Another week, another entry into everybody’s favorite viral video genre: “Karens Gone Wild.” What’s the perceived injustice this time, you ask? Flying a flag featuring a certain “Winnie The Pooh” character.
TikTok user Ambrosia recently uploaded a video of her encounter with an exterior decorating vigilante that has since racked up over 10 million views. Ambrosia also says her account was briefly banned from the platform after posting.
The video begins with an older white woman knocking on Ambrosia’s front door to express her distaste for her choice of flag.
“I want to talk about this Tigger flag,” the woman says. “I don’t like it.”
The offensive flag in question depicts the beloved cartoon character picking daisies.
The American flag in Ambrosia’s front yard? She says that’s “real nice” but Tigger? He apparently symbolizes far more inequities and crimes against humanity than Old Glory.
The nosy neighbor then notes how she’s “not going to say anything about the shrubbery or the backyard” (a thinly veiled threat) but that “we have rules” in the community that must be abided by.
“I don’t want to have to go find out what they are, but I don’t like that,” she says.
Ambrosia interjects that their neighborhood doesn’t even have a homeowners association.

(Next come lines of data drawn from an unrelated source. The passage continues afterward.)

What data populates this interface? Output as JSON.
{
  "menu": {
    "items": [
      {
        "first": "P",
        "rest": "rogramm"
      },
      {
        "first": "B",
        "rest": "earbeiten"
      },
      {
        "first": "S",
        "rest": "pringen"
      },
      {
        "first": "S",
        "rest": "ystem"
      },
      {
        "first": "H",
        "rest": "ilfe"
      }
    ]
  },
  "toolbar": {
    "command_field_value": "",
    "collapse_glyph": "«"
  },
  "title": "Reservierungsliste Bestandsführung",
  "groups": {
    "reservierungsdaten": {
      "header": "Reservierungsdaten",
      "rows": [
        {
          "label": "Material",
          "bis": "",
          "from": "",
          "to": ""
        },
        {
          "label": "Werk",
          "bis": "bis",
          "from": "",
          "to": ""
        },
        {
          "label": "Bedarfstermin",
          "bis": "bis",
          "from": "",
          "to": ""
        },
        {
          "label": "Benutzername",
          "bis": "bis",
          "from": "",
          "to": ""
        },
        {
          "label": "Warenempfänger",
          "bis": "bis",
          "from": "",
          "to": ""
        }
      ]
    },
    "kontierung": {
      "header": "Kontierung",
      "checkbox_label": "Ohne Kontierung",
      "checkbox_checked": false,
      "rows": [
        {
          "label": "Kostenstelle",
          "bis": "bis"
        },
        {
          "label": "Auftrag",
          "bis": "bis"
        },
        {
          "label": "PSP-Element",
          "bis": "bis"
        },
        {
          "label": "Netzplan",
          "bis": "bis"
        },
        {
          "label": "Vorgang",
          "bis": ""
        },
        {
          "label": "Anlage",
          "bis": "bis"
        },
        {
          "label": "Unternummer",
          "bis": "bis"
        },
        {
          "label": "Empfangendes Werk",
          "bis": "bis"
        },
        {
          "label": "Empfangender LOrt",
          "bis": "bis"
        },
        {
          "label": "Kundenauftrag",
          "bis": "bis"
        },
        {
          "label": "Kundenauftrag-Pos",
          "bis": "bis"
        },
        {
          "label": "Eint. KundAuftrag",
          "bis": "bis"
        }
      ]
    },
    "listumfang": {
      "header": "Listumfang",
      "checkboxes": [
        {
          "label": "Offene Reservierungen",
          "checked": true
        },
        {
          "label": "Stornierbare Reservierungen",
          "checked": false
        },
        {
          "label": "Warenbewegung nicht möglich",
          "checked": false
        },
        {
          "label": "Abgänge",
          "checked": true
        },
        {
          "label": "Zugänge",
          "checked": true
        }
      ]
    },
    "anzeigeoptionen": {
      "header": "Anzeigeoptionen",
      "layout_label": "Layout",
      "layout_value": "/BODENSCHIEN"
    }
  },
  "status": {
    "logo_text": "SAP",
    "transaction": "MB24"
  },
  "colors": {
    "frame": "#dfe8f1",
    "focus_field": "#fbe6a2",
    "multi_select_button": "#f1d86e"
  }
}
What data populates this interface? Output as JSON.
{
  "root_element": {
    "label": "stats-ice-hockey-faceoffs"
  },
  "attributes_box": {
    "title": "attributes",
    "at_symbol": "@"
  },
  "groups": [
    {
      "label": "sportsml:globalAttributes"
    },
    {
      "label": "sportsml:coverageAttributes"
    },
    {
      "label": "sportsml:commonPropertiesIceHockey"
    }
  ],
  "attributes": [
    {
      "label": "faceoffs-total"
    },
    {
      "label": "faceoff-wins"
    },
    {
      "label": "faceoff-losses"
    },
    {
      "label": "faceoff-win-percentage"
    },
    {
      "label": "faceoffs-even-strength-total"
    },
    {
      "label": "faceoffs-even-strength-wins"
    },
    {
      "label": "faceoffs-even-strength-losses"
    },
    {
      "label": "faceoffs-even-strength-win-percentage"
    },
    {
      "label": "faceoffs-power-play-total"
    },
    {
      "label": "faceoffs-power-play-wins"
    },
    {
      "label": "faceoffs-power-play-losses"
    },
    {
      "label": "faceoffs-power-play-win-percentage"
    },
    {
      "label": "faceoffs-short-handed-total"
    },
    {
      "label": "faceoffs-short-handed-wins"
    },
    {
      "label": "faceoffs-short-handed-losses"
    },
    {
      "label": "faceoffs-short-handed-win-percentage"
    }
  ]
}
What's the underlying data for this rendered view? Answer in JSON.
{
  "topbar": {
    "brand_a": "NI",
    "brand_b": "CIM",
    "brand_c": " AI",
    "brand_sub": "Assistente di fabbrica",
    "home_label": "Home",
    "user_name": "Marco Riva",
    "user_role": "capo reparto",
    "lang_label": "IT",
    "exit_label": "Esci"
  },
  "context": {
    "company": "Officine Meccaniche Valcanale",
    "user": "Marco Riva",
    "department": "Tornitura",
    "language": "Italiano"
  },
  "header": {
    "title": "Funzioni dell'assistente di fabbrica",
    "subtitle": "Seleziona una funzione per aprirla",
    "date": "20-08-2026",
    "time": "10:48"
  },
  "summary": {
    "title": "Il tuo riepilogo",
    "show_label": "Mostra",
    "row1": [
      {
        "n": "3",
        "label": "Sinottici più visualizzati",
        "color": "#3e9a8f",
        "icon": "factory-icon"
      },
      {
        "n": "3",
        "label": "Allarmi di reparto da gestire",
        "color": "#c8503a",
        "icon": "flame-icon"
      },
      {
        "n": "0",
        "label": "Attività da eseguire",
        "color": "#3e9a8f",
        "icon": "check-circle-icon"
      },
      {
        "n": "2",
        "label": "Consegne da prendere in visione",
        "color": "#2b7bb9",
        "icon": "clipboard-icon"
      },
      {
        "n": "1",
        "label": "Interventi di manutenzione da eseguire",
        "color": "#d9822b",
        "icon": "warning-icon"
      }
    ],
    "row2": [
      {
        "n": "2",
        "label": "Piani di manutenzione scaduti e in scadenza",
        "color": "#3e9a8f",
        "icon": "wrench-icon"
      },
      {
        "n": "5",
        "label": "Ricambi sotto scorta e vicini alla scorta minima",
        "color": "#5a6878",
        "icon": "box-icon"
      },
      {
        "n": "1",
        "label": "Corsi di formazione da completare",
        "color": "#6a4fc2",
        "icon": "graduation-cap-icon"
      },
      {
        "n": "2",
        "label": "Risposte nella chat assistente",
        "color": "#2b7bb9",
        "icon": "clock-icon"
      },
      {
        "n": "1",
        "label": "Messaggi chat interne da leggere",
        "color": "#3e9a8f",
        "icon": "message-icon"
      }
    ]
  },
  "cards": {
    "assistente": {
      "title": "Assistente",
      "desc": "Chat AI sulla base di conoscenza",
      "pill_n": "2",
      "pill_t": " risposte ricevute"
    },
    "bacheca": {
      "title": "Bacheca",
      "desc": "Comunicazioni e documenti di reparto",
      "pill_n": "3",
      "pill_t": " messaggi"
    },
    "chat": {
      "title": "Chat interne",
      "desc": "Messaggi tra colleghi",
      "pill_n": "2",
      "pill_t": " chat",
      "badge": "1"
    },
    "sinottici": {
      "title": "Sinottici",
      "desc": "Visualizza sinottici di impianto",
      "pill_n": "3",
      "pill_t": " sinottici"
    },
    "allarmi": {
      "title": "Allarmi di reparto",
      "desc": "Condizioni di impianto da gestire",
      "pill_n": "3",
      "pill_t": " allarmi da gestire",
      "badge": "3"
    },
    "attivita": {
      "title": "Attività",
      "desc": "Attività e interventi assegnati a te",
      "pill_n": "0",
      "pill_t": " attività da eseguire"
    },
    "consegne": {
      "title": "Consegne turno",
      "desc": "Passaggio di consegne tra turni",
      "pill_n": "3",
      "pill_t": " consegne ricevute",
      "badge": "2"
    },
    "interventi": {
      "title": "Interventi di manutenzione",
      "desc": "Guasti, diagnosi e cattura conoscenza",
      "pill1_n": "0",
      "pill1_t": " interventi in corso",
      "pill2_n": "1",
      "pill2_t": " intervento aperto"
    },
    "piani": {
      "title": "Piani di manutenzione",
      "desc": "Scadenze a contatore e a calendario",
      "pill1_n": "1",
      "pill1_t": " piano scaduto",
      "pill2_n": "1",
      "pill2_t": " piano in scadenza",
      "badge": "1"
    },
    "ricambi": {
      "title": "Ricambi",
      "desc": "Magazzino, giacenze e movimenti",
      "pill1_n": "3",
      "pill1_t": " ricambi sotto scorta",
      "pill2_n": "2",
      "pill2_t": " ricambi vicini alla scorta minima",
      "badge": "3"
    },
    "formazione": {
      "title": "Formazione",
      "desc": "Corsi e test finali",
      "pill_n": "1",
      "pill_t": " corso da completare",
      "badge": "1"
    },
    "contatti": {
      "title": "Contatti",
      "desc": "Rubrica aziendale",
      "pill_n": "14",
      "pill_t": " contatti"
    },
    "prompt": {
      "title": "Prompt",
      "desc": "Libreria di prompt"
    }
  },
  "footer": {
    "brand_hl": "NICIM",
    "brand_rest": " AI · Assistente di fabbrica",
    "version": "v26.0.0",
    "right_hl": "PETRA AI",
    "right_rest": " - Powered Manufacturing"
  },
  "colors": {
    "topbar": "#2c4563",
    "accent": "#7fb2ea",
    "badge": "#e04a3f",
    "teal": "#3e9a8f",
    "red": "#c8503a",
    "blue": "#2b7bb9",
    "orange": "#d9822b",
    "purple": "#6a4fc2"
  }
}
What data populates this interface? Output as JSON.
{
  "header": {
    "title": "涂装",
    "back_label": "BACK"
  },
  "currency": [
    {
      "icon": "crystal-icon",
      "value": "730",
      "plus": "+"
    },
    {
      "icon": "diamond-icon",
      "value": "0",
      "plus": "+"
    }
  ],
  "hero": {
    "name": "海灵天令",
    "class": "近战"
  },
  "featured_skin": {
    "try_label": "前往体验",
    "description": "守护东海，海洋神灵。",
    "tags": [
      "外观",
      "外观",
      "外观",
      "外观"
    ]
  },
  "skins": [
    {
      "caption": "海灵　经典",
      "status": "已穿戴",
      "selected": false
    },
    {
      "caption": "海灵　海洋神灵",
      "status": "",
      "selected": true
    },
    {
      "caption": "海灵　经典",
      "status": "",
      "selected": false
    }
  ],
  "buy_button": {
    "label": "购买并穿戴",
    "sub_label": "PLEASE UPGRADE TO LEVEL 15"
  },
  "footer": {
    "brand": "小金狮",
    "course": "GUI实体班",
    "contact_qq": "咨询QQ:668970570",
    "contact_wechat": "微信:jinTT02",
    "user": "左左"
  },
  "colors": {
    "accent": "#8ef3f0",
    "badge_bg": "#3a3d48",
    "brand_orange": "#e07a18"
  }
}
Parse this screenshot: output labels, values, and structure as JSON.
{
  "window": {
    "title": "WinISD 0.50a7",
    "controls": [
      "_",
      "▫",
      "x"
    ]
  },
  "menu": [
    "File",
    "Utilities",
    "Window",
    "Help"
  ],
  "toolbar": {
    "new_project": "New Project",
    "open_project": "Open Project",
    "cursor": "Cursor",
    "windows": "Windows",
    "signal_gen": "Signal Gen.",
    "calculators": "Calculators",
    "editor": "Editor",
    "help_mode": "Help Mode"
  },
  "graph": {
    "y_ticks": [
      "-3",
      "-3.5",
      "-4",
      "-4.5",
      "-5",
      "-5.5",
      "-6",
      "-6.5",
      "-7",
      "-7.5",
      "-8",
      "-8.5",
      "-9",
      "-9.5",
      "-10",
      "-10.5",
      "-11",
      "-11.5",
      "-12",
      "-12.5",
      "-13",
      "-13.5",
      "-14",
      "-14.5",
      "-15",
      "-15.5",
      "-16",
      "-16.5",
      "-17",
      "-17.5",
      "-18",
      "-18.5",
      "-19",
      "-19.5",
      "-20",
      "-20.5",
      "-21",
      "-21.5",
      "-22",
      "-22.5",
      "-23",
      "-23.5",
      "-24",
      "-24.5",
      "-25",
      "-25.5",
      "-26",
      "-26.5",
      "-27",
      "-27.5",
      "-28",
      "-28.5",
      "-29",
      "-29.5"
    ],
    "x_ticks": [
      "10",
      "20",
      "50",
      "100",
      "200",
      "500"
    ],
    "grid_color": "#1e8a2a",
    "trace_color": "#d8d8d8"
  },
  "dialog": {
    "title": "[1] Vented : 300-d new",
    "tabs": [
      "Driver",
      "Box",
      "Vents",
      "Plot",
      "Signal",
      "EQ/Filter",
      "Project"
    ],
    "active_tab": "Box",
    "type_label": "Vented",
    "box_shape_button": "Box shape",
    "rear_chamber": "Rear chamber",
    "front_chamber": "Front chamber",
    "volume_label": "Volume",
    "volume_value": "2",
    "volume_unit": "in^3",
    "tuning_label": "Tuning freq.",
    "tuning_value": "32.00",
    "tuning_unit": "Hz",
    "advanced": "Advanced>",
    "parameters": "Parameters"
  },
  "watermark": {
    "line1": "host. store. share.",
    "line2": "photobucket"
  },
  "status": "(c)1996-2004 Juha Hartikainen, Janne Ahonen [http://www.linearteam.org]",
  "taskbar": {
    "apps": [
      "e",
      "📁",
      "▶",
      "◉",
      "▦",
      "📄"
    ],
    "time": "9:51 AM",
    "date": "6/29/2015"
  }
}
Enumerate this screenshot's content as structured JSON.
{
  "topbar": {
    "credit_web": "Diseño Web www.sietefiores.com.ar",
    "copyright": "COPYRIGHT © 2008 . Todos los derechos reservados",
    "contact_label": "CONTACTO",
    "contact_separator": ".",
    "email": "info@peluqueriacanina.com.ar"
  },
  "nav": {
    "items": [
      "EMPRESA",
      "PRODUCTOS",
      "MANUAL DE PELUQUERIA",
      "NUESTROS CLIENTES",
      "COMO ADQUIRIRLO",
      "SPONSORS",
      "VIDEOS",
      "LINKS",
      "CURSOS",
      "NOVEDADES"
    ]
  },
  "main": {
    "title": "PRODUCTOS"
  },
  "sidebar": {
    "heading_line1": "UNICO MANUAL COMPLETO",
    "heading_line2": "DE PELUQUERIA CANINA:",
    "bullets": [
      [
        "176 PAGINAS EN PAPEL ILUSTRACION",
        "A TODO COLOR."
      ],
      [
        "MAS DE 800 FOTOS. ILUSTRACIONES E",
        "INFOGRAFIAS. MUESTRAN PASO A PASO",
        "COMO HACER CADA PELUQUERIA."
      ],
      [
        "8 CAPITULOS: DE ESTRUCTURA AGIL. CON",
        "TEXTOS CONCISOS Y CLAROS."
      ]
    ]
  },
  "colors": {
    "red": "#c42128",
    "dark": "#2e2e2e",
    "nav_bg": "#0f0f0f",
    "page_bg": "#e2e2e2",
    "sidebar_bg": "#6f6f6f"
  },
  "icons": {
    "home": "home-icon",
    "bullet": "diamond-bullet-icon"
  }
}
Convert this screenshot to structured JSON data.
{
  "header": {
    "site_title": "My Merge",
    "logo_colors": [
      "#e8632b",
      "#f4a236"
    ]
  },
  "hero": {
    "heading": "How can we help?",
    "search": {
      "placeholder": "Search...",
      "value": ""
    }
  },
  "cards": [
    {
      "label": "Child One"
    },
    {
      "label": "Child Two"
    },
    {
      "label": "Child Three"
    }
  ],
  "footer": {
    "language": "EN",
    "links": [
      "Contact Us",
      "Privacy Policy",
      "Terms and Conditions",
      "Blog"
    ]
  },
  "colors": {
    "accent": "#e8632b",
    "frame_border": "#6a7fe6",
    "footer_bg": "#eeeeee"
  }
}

“No but there’s rules for the community,” the wild “Karen” replies matter-of-factly. “It’s called Williamsburg something and there’s rules.
“I’m just saying I don’t like it,” she continues. “It makes it look tacky — it makes the neighborhood look tacky.”
“That’s OK. It doesn’t but you’re allowed your opinion.” Ambrosia responds, taking a stand for “cuddly fellas with tops made out of rubber and bottoms made out of springs” everywhere.
As the woman leaves she promises, “I’m going to find out about it.”
Ambrosia later posted a follow-up video in which she explained she’d been briefly banned from TikTok for posting it.
“I appealed it and they put it back up, but apparently y’all get mad,” she said.
She even provided an update on “Hundred Acre Wood Karen,” as coined by writer Seth Abramson after the confrontation went viral.
“I don’t know who told her, somebody told her,” Ambrosia began in the video. “Because she did what we have been calling a driveby apology. She was literally driving by when she shouted out the window, ‘I’m sorry! Sorry!’ and just kept going.”
The woman’s thoughts on the other “Winnie The Pooh” supporting characters are unknown, for now. Perhaps the sanctity of the American flag can only be matched by Snuffleupagus.